Die Mutmaßungen der CDU, die Erhöhung der Grundsteuer habe mit der Finanzierung der zweiten Stadtratsstelle zu tun, zeugen von völliger Unfähigkeit, sich mit der tatsächlichen Haushaltssituation zu beschäftigen.
Die Grundsteuer, die der Gemeinde obliegt, soll analog zu den Hebesätzen in den Nachbarkommunen angeglichen werden, um die in Rodgau kostenfrei gestellten KiTa-Plätze zu finanzieren. Die Auflage zur Gegenfinanzierung der freien Kindergartenplätze kam von der Kommunalaufsicht, was zumindest der Kämmerin bekannt sein dürfte.
Die Kooperation hat in dieser Stadt Verantwortung übernommen und muß in Zeiten knapper Haushaltsmittel Prioritäten setzen. Hierbei ist man sich einig, Gelder in erster Linie für Bildung und Ausbildung unserer Kinder auszugeben.
„Die Kooperation hat es sich zur Aufgabe gemacht, zukunftsfähige Haushaltsstrukturen zu erarbeiten.“, so Winno Sahm (Grüne).
Eine solide Haushaltsführung zeichnet sich eben nicht dadurch aus, eine „Liste angeblicher Grausamkeiten“ abzugeben, die sich als Luftbuchung und Schönrechnung für eigenes Versagen herausstellt.

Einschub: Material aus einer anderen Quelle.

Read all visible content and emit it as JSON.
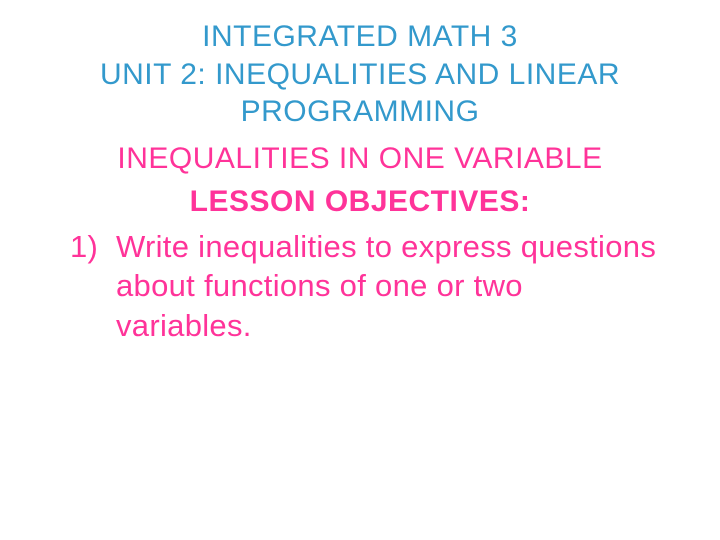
{
  "colors": {
    "title": "#3399cc",
    "body": "#ff3399",
    "background": "#ffffff"
  },
  "typography": {
    "title_fontsize_pt": 30,
    "subtitle_fontsize_pt": 30,
    "heading_fontsize_pt": 30,
    "objective_fontsize_pt": 31,
    "heading_weight": "bold",
    "font_family": "Century Gothic"
  },
  "title": {
    "line1": "INTEGRATED MATH 3",
    "line2": "UNIT 2:  INEQUALITIES AND LINEAR PROGRAMMING"
  },
  "subtitle": "INEQUALITIES IN ONE VARIABLE",
  "lesson_heading": "LESSON OBJECTIVES:",
  "objectives": [
    {
      "num": "1)",
      "text": "Write inequalities to express questions about functions of one or two variables."
    }
  ]
}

Jedem Bürger muss klar sein, dass über Jahre versäumte Instandhaltungen der öffentlichen Immobilien nicht noch mit einer Einsparsumme von 500.000,- € belegt werden können, sondern im Gegenteil realitätsbewusstes Handeln erfordert.
Allein das von der Kämmerin verursachte Defizit bei den Müllgebühren von rund einer Millionen Euro, bei der die Kooperation noch nicht einmal das Gehalt von Frau Ripper eingerechnet hat, bedeutet für den städtischen Haushalt eine enorme Belastung, die durch den Steuerzahler ausgeglichen werden muss. Im Übrigen sieht sich die Kooperation in ihrer Einschätzung über die Arbeitsleistung der Kämmerin bestätigt, hat diese doch als Konsolidierungsprogramm nur eine Kopie ihres Konsolidierungspapiers 2009 abgegeben. „Das ist eindeutig zu wenig!“, so Karl – Heinz Dauth (Freie Wähler).

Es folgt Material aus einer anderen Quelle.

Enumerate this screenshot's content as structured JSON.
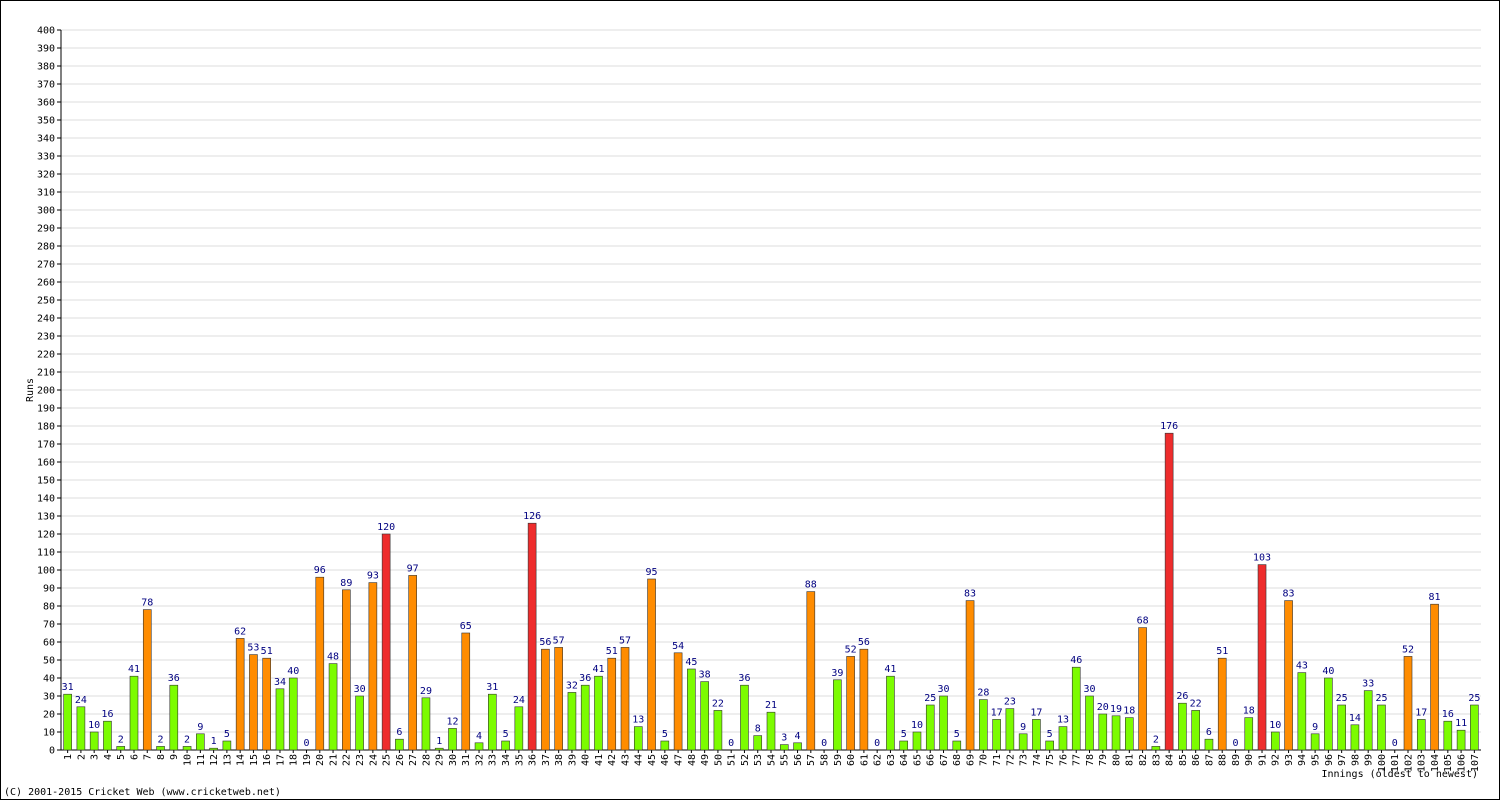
{
  "chart_data": {
    "type": "bar",
    "y_label": "Runs",
    "x_label": "Innings (oldest to newest)",
    "footer": "(C) 2001-2015 Cricket Web (www.cricketweb.net)",
    "categories": [
      "1",
      "2",
      "3",
      "4",
      "5",
      "6",
      "7",
      "8",
      "9",
      "10",
      "11",
      "12",
      "13",
      "14",
      "15",
      "16",
      "17",
      "18",
      "19",
      "20",
      "21",
      "22",
      "23",
      "24",
      "25",
      "26",
      "27",
      "28",
      "29",
      "30",
      "31",
      "32",
      "33",
      "34",
      "35",
      "36",
      "37",
      "38",
      "39",
      "40",
      "41",
      "42",
      "43",
      "44",
      "45",
      "46",
      "47",
      "48",
      "49",
      "50",
      "51",
      "52",
      "53",
      "54",
      "55",
      "56",
      "57",
      "58",
      "59",
      "60",
      "61",
      "62",
      "63",
      "64",
      "65",
      "66",
      "67",
      "68",
      "69",
      "70",
      "71",
      "72",
      "73",
      "74",
      "75",
      "76",
      "77",
      "78",
      "79",
      "80",
      "81",
      "82",
      "83",
      "84",
      "85",
      "86",
      "87",
      "88",
      "89",
      "90",
      "91",
      "92",
      "93",
      "94",
      "95",
      "96",
      "97",
      "98",
      "99",
      "100",
      "101",
      "102",
      "103",
      "104",
      "105",
      "106",
      "107"
    ],
    "values": [
      31,
      24,
      10,
      16,
      2,
      41,
      78,
      2,
      36,
      2,
      9,
      1,
      5,
      62,
      53,
      51,
      34,
      40,
      0,
      96,
      48,
      89,
      30,
      93,
      120,
      6,
      97,
      29,
      1,
      12,
      65,
      4,
      31,
      5,
      24,
      126,
      56,
      57,
      32,
      36,
      41,
      51,
      57,
      13,
      95,
      5,
      54,
      45,
      38,
      22,
      0,
      36,
      8,
      21,
      3,
      4,
      88,
      0,
      39,
      52,
      56,
      0,
      41,
      5,
      10,
      25,
      30,
      5,
      83,
      28,
      17,
      23,
      9,
      17,
      5,
      13,
      46,
      30,
      20,
      19,
      18,
      68,
      2,
      176,
      26,
      22,
      6,
      51,
      0,
      18,
      103,
      10,
      83,
      43,
      9,
      40,
      25,
      14,
      33,
      25,
      0,
      52,
      17,
      81,
      16,
      11,
      25
    ],
    "colors": [
      "#7cfc00",
      "#7cfc00",
      "#7cfc00",
      "#7cfc00",
      "#7cfc00",
      "#7cfc00",
      "#ff8c00",
      "#7cfc00",
      "#7cfc00",
      "#7cfc00",
      "#7cfc00",
      "#7cfc00",
      "#7cfc00",
      "#ff8c00",
      "#ff8c00",
      "#ff8c00",
      "#7cfc00",
      "#7cfc00",
      "#7cfc00",
      "#ff8c00",
      "#7cfc00",
      "#ff8c00",
      "#7cfc00",
      "#ff8c00",
      "#ee2c2c",
      "#7cfc00",
      "#ff8c00",
      "#7cfc00",
      "#7cfc00",
      "#7cfc00",
      "#ff8c00",
      "#7cfc00",
      "#7cfc00",
      "#7cfc00",
      "#7cfc00",
      "#ee2c2c",
      "#ff8c00",
      "#ff8c00",
      "#7cfc00",
      "#7cfc00",
      "#7cfc00",
      "#ff8c00",
      "#ff8c00",
      "#7cfc00",
      "#ff8c00",
      "#7cfc00",
      "#ff8c00",
      "#7cfc00",
      "#7cfc00",
      "#7cfc00",
      "#7cfc00",
      "#7cfc00",
      "#7cfc00",
      "#7cfc00",
      "#7cfc00",
      "#7cfc00",
      "#ff8c00",
      "#7cfc00",
      "#7cfc00",
      "#ff8c00",
      "#ff8c00",
      "#7cfc00",
      "#7cfc00",
      "#7cfc00",
      "#7cfc00",
      "#7cfc00",
      "#7cfc00",
      "#7cfc00",
      "#ff8c00",
      "#7cfc00",
      "#7cfc00",
      "#7cfc00",
      "#7cfc00",
      "#7cfc00",
      "#7cfc00",
      "#7cfc00",
      "#7cfc00",
      "#7cfc00",
      "#7cfc00",
      "#7cfc00",
      "#7cfc00",
      "#ff8c00",
      "#7cfc00",
      "#ee2c2c",
      "#7cfc00",
      "#7cfc00",
      "#7cfc00",
      "#ff8c00",
      "#7cfc00",
      "#7cfc00",
      "#ee2c2c",
      "#7cfc00",
      "#ff8c00",
      "#7cfc00",
      "#7cfc00",
      "#7cfc00",
      "#7cfc00",
      "#7cfc00",
      "#7cfc00",
      "#7cfc00",
      "#7cfc00",
      "#ff8c00",
      "#7cfc00",
      "#ff8c00",
      "#7cfc00",
      "#7cfc00",
      "#7cfc00"
    ],
    "label_color": "#000080",
    "ylim": [
      0,
      400
    ],
    "yticks": [
      0,
      10,
      20,
      30,
      40,
      50,
      60,
      70,
      80,
      90,
      100,
      110,
      120,
      130,
      140,
      150,
      160,
      170,
      180,
      190,
      200,
      210,
      220,
      230,
      240,
      250,
      260,
      270,
      280,
      290,
      300,
      310,
      320,
      330,
      340,
      350,
      360,
      370,
      380,
      390,
      400
    ],
    "grid": true
  }
}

„Der CDU sei ins Stammbuch geschrieben,“ so Heino Reckließ (FDP), „dass auch eine ehrliche und transparente Politik möglich ist.“
Diese These beweisen gerade der Bürgermeister unserer Nachbargemeinde Roland Kern (AL) und sein erster Stadtrat Alexander Sturm (CDU), die sich nicht scheuen, trotz ihrer eigenen bevorstehenden Wiederwahl, den Rödermärker Bürgern ihre Haushaltsdaten klar und ohne Vorbehalte auf den Tisch zu legen.

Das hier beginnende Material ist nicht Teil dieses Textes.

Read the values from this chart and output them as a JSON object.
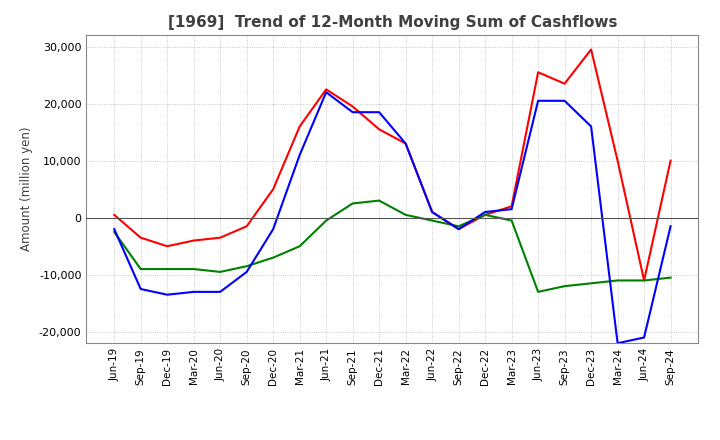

„Gerade was die Ehrlichkeit politischer Aussagen betrifft, wundern wir uns, „so Reckließ, „was die CDU heute zum Thema hauptamtliche Stadträte zum Besten gibt. Zur Kommunalwahl 2006 sind CDU und FDP mit der klaren Aussage angetreten, bei einem Wahlsieg – neben dem Bürgermeister - zwei hauptamtliche Stadträte zu installieren. Heute will die CDU davon, so scheint es, nichts mehr wissen!“
Richtig ist allerdings, dass die Verwaltung mit einem Bürgermeister und einem hauptamtlichen Stadtrat bestens besetzt ist, wenn diese die Arbeitsleistung
des Stadtrats Schüßler aufweisen. Das Personalangebot der CDU konnte mit Alois Schwab und Hildegard Ripper diesen Nachweis nicht erbringen.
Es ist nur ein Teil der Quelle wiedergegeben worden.